Roanoke Times Copyright (c) 1995, Landmark Communications, Inc. DATE: THURSDAY, October 20, 1994 TAG: 9410210013 SECTION: NATL/INTL PAGE: A-9 EDITION: METRO SOURCE: Knight-Ridder/Tribune DATELINE: WASHINGTON LENGTH: Medium
Black workers tend to be less experienced, they say, less educated and concentrated in low-level jobs where firings are common.
All that's statistically true, it turns out. But a powerful new study adds this disturbing news: Even allowing for differences in age, education, job performance and a score of other factors, African Americans are fired at nearly twice the rate of whites.
The disparity holds true not just in Washington, where a sixth of the federal work force is employed, but all across the country.
If the same tendency holds true in the private sector - and there is some evidence that it might be worse - the impact is devastating: an annual loss to black communities nationwide of at least 40,000 jobs. By comparison, black workers lost 103,000 jobs in the last recession, according to the U.S. Bureau of Labor Statistics.
It's impossible for the research to take every factor into account - the quality of each individual's education, for instance. Still, the findings are likely to be seized as hard evidence of continuing workplace discrimination in an era when overt bias is taboo. They also may provide powerful new ammunition for fired black workers who sue claiming racial bias.
The new research - a meticulous, independent examination of the cases of all 11,920 federal workers fired in 1992 - was commissioned by the U.S. Office of Personnel Management in December. The action followed a Knight-Ridder Newspapers report that minority government workers had been fired at three times the rate of whites.
The study's goal was to measure and then adjust for the effects of more than 20 possible factors on job performance so that minority and white firing rates could be considered on exactly the same terms.
After every measurable factor was discounted, Hilary Silver of Brown University in Providence, R.I., a leading labor sociologist, found that race stood out starkly.

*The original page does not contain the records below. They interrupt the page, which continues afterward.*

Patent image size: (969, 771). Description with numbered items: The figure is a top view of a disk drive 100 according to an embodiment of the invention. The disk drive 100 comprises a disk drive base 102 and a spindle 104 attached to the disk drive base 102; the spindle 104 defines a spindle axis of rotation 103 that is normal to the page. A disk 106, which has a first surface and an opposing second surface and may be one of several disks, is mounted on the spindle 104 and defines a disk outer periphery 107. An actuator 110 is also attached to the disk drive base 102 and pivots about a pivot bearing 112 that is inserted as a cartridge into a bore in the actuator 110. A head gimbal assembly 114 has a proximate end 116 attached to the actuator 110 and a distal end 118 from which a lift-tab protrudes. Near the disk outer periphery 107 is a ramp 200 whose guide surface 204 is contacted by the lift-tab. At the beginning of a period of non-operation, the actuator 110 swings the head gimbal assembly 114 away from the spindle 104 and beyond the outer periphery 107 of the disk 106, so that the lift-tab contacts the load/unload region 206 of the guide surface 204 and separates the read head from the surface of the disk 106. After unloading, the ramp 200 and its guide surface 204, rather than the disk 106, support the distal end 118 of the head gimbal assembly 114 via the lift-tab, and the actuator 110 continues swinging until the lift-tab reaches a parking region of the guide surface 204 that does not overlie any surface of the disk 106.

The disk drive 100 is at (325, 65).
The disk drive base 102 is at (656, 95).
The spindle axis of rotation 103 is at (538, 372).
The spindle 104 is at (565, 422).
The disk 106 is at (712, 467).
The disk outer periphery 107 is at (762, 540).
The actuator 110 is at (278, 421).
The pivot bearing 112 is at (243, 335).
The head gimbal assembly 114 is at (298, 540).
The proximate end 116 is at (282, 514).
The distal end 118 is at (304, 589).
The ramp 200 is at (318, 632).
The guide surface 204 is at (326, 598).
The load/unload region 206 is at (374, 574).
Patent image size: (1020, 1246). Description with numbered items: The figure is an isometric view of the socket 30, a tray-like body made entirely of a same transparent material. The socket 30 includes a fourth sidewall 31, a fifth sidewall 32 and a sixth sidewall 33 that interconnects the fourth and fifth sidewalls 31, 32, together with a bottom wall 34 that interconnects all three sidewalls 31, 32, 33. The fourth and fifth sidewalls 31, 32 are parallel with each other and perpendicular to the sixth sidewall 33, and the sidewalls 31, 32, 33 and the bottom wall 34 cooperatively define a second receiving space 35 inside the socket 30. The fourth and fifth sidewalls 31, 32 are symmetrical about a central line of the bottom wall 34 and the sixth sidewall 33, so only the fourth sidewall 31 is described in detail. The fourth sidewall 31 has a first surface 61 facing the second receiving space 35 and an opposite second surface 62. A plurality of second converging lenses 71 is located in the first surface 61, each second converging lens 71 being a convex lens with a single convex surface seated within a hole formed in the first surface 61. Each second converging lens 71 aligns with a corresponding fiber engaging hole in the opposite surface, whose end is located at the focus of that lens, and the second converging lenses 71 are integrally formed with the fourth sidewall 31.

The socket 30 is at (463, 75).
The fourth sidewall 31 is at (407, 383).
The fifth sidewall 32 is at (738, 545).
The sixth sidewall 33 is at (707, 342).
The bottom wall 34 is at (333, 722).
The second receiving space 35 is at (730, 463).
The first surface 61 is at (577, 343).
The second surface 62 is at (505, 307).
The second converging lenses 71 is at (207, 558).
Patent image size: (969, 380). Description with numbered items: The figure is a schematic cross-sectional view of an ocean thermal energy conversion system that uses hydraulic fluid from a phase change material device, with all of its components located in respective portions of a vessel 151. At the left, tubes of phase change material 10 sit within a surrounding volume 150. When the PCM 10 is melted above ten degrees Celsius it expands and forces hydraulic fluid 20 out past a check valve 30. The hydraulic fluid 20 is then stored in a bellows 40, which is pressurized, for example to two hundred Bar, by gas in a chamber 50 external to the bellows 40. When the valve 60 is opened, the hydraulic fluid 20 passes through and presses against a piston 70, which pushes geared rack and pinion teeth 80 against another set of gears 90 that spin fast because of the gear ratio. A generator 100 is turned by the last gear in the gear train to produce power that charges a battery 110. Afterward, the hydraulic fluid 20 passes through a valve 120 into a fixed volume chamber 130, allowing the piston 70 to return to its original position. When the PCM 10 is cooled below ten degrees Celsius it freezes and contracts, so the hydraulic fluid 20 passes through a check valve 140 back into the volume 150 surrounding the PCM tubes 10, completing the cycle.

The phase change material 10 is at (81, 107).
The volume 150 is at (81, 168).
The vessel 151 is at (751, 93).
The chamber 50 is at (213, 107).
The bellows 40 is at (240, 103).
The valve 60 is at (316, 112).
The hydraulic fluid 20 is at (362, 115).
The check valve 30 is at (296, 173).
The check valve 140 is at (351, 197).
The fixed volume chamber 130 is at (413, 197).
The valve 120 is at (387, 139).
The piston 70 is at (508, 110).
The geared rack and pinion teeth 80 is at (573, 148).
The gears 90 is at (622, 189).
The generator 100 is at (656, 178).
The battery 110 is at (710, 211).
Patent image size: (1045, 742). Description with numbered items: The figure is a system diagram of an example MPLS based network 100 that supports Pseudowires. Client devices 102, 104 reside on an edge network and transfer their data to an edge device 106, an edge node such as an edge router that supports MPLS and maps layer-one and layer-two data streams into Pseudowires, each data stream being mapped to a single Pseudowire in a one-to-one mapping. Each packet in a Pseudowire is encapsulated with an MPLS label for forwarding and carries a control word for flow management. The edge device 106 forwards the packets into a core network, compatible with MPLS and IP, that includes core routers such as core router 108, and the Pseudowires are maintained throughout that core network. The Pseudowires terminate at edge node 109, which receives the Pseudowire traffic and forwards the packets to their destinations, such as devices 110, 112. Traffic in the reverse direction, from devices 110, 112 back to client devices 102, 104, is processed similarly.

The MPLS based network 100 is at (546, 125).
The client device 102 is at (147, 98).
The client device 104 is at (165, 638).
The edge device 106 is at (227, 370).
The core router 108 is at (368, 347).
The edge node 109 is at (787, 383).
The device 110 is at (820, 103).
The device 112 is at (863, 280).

Black skin, she found, was more important in predicting which federal workers would be fired than education, experience, job performance ratings or even prior disciplinary history.
Black workers were fired in disproportionate numbers at nearly every pay grade, from clerks to senior executives, according to a source familiar with Silver's study. By contrast, Hispanic workers were no more likely to be fired, and Asian-Americans were fired less often than white workers who were the same in every measurable respect.
Only Native Americans seemed to be fired at rates comparable to blacks, but their numbers were too small to prove a pattern. Women in every racial and ethnic group were dismissed less often than men, the study determined.
The federal government, which many minority workers consider to be a relatively colorblind and fair employer, is America's largest employer of African Americans.
In 1992, the year studied, 360,725 blacks were in the federal work force of 2,175,715. They made up 16.6 percent of federal employees but 39 percent of those fired.